You are afraid of the Sioux. Two years ago I went with the soldiers; they talked very brave. They said they were going through the Sioux country to Powder River and Tongue River. We got to Pryor Creek, just below here in the Crow country. I wanted to go ahead, but the soldiers got scared and turned back. The soldiers were the whirlwind, but the whirlwind turned back. Last summer the soldiers went to Pryor Creek again; again the whirlwind was going through Sioux country, but again the whirlwind turned back. We Crows are not the whirlwind, but we go to the Sioux; we go to their country; we meet them and fight; we do not turn back. But then
we
are not the whirlwind! … The Sioux are on the way, and you are afraid of them; they will turn the whirlwind back.

—Blackfoot
Crow war chief

The people must be left with nothing but their eyes to weep with.

—Lieutenant General Philip H. Sheridan

The “Sibley Scout” is famous among Indian fighters as being one of the narrowest escapes from savages now on record.

—Editorial
The New York
Tribune

Toward the end of the perilous march [of the Sibley patrol], we all became so weakened that we marched for ten minutes and then would lie down and rest. Several of the most robust men became insane, and one or two never regained their wits.

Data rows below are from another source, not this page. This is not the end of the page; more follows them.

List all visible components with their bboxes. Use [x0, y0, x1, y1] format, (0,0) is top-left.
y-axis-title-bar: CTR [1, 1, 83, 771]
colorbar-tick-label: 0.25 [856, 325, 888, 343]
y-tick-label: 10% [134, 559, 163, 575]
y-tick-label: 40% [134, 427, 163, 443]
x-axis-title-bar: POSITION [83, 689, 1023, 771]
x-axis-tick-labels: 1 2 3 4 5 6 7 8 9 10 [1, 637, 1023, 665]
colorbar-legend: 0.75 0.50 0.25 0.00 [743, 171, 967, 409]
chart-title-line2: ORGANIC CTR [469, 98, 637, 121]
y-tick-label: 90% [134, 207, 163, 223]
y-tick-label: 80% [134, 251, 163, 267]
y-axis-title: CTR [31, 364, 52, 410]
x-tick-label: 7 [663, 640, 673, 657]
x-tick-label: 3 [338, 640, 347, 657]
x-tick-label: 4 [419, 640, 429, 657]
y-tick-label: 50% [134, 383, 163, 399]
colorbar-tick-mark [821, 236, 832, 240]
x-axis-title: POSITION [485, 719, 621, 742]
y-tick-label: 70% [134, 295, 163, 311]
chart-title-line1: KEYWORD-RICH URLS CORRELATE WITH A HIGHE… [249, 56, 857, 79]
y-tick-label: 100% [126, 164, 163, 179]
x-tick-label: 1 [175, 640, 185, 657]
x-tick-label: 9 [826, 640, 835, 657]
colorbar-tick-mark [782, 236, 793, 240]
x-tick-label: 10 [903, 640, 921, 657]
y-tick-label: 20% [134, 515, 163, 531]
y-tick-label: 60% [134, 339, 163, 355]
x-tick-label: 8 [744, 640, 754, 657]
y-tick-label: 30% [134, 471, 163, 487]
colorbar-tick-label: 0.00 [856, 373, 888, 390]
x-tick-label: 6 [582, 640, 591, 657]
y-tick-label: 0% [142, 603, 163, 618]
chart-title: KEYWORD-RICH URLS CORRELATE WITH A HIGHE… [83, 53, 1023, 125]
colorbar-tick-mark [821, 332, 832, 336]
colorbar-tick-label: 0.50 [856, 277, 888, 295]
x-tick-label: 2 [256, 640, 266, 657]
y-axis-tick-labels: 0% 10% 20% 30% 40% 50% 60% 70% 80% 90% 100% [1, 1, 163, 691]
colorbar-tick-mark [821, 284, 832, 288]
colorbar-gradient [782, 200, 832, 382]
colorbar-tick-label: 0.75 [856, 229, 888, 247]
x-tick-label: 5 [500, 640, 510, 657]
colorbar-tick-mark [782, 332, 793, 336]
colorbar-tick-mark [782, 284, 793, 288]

—Lieutenant Frederick W. Sibley

[The skirmish at Warbonnet Creek] is one of few cases where a large party of Indians was successfully ambushed by troops.

—Don Russell
Campaigning with King

For the Indians who had gloried in the victory of Little Big Horn, Slim Buttes heralded the retaliatory blows that ultimately broke their resistance and forced their submission … the actions of September 9 and 10, 1876, commenced the relentless punitive warfare that was to be waged over the next eight months, until the tribesmen either had died or had gone peaceably to the agencies.

—Jerome A. Green
Slim Buttes, 1876

… many a suffering stomach gladdened with a welcome change from horse meat, tough and stringy, to rib roasts of pony, grass-fed, sweet, and succulent. There is no such sauce as starvation.

—Lieutenant Charles King
Campaigning with Crook

The terrible persistence with which [Crook] urged his faint, starving, foot-sore, tattered soldiers along the trail, to which he clung with a resolution and determination that nothing could shake, entitles him to the respect and admiration of his countrymen—a respect and admiration, by the way, which was fully accorded him by his gallant and equally desperate foes.

—Cyrus Townsend Brady
Indian Fights and Fighters

Only the brave and fearless can be just.

—Old Lakota proverb

For acting to stop the Cheyennes, [Merritt] was commended by General Sheridan; for delaying the march of the Big Horn and Yellowstone Expedition for a week, he was blamed by General Crook.

—Don Russell
The Lives and Legends of Buffalo Bill

The battle [of Slim Buttes] was one of the most picturesque ever fought in the West. Crook and his officers stood in the camp, the center of a vast amphitheater ringed with fire, up the sides of which the soldiers steadily climbed to get at the Indians, silhouetted in all their war finery against the sky.